I was in Stockholm with a group of Gigondas producers who paired these dishes with some of their older wines, often served from magnum. On paper, it looked like a challenge. In fact the generosity and stuctured vitality of the grenache-based reds, now time-softened but neither loose nor fading, was just what the wild flavours needed.

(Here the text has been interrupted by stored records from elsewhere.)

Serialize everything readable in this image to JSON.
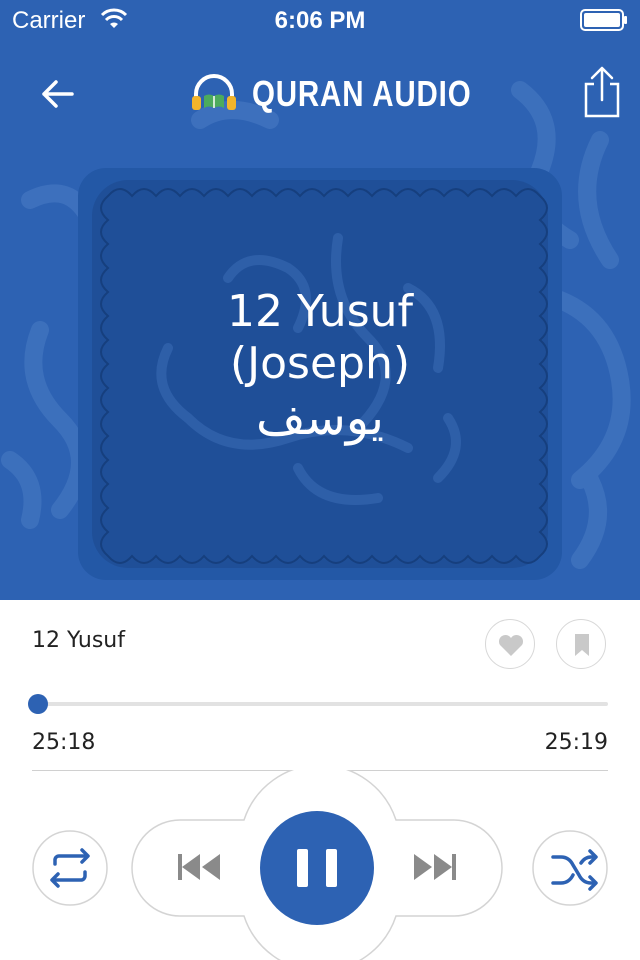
{
  "status_bar": {
    "carrier": "Carrier",
    "time": "6:06 PM",
    "icons": [
      "wifi-icon",
      "battery-icon"
    ]
  },
  "header": {
    "title": "QURAN AUDIO",
    "back_icon": "arrow-left-icon",
    "share_icon": "share-icon",
    "logo_icon": "headphones-book-icon"
  },
  "artwork": {
    "title_line1": "12 Yusuf",
    "title_line2": "(Joseph)",
    "arabic": "يوسف"
  },
  "player": {
    "track_title": "12 Yusuf",
    "favorite_icon": "heart-icon",
    "bookmark_icon": "bookmark-icon",
    "progress": 0.0,
    "elapsed": "25:18",
    "total": "25:19",
    "controls": [
      "repeat-icon",
      "previous-icon",
      "pause-icon",
      "next-icon",
      "shuffle-icon"
    ]
  },
  "colors": {
    "accent": "#2d62b3",
    "card": "#2358a6",
    "card_inner": "#1f4f98",
    "icon_gray": "#8a8a8a"
  }
}
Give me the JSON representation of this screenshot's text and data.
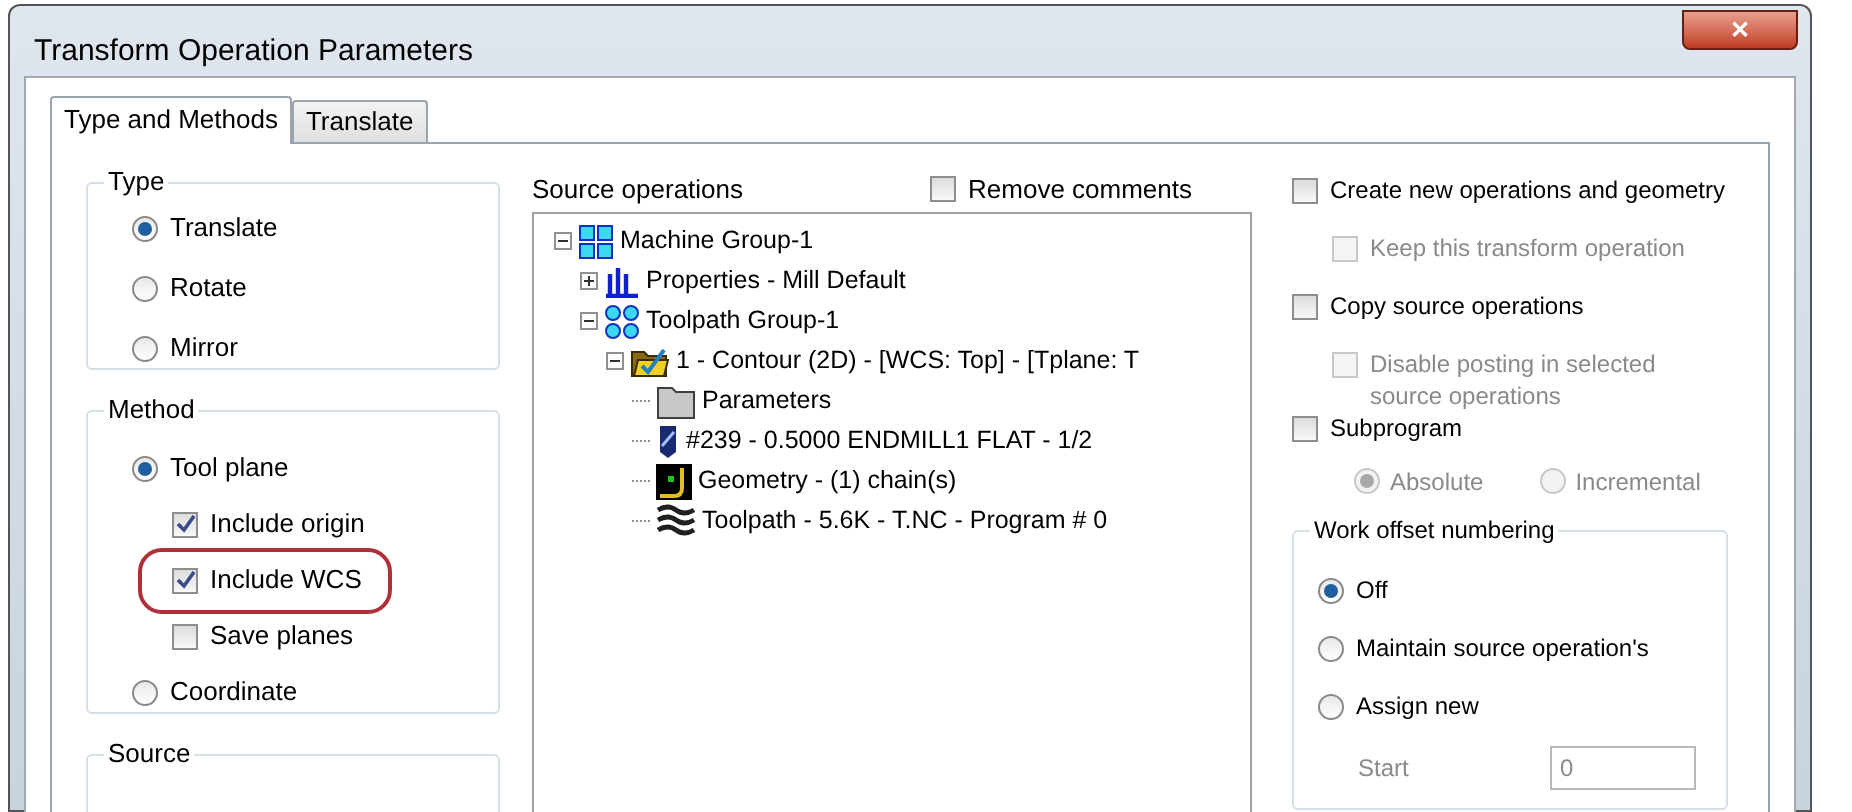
{
  "window": {
    "title": "Transform Operation Parameters",
    "close": "✕"
  },
  "tabs": [
    {
      "label": "Type and Methods",
      "selected": true
    },
    {
      "label": "Translate",
      "selected": false
    }
  ],
  "type_group": {
    "title": "Type",
    "options": [
      {
        "label": "Translate",
        "selected": true
      },
      {
        "label": "Rotate",
        "selected": false
      },
      {
        "label": "Mirror",
        "selected": false
      }
    ]
  },
  "method_group": {
    "title": "Method",
    "items": [
      {
        "kind": "radio",
        "label": "Tool plane",
        "selected": true,
        "highlighted": false
      },
      {
        "kind": "checkbox",
        "label": "Include origin",
        "checked": true,
        "highlighted": false
      },
      {
        "kind": "checkbox",
        "label": "Include WCS",
        "checked": true,
        "highlighted": true
      },
      {
        "kind": "checkbox",
        "label": "Save planes",
        "checked": false,
        "highlighted": false
      },
      {
        "kind": "radio",
        "label": "Coordinate",
        "selected": false,
        "highlighted": false
      }
    ]
  },
  "source_group": {
    "title": "Source"
  },
  "source_operations": {
    "label": "Source operations",
    "remove_comments": {
      "label": "Remove comments",
      "checked": false
    },
    "tree": [
      {
        "label": "Machine Group-1",
        "kind": "machine",
        "expanded": true,
        "children": [
          {
            "label": "Properties - Mill Default",
            "kind": "properties",
            "expanded": false
          },
          {
            "label": "Toolpath Group-1",
            "kind": "toolpath-group",
            "expanded": true,
            "children": [
              {
                "label": "1 - Contour (2D) - [WCS: Top] - [Tplane: T",
                "kind": "operation",
                "expanded": true,
                "children": [
                  {
                    "label": "Parameters",
                    "kind": "folder"
                  },
                  {
                    "label": "#239 - 0.5000 ENDMILL1 FLAT -  1/2",
                    "kind": "tool"
                  },
                  {
                    "label": "Geometry - (1) chain(s)",
                    "kind": "geometry"
                  },
                  {
                    "label": "Toolpath - 5.6K - T.NC - Program # 0",
                    "kind": "toolpath"
                  }
                ]
              }
            ]
          }
        ]
      }
    ]
  },
  "options": [
    {
      "label": "Create new operations and geometry",
      "checked": false,
      "disabled": false,
      "indented": false
    },
    {
      "label": "Keep this transform operation",
      "checked": false,
      "disabled": true,
      "indented": true
    },
    {
      "label": "Copy source operations",
      "checked": false,
      "disabled": false,
      "indented": false
    },
    {
      "label": "Disable posting in selected source operations",
      "checked": false,
      "disabled": true,
      "indented": true
    },
    {
      "label": "Subprogram",
      "checked": false,
      "disabled": false,
      "indented": false
    }
  ],
  "subprogram_modes": [
    {
      "label": "Absolute",
      "selected": true,
      "disabled": true
    },
    {
      "label": "Incremental",
      "selected": false,
      "disabled": true
    }
  ],
  "work_offset": {
    "title": "Work offset numbering",
    "options": [
      {
        "label": "Off",
        "selected": true
      },
      {
        "label": "Maintain source operation's",
        "selected": false
      },
      {
        "label": "Assign new",
        "selected": false
      }
    ],
    "start": {
      "label": "Start",
      "value": "0",
      "disabled": true
    }
  }
}
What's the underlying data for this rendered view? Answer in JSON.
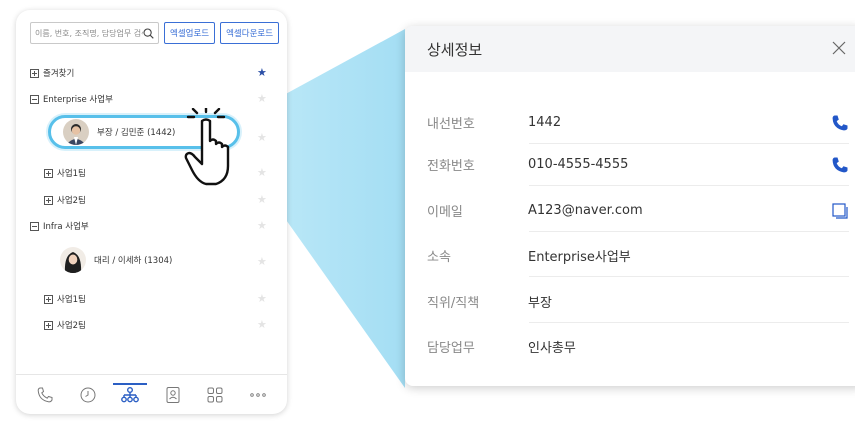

Waiting to leave Stockholm the next day, I leafed through a book-length collection of Scandi chefs' dishes interspersed with Nordic landscapes. One dish, called something like 'Spirit of the Forest', stopped me in my tracks. The plate contained little other than brown scrapings, though it was surrounded by the kind of vegetation that you might find embedded in your car bodywork should you skid off the road into a peat bog. The scrapings were made of deer heart, beaver gland (it didn't say which one) and crushed ants; preparation time (including a curing or pickling of both gland and ants) took a month or more. Cooking or culinary anthropology? I'm not sure, but it's beyond Gigondas. I'd need a shot of vodka. Or two.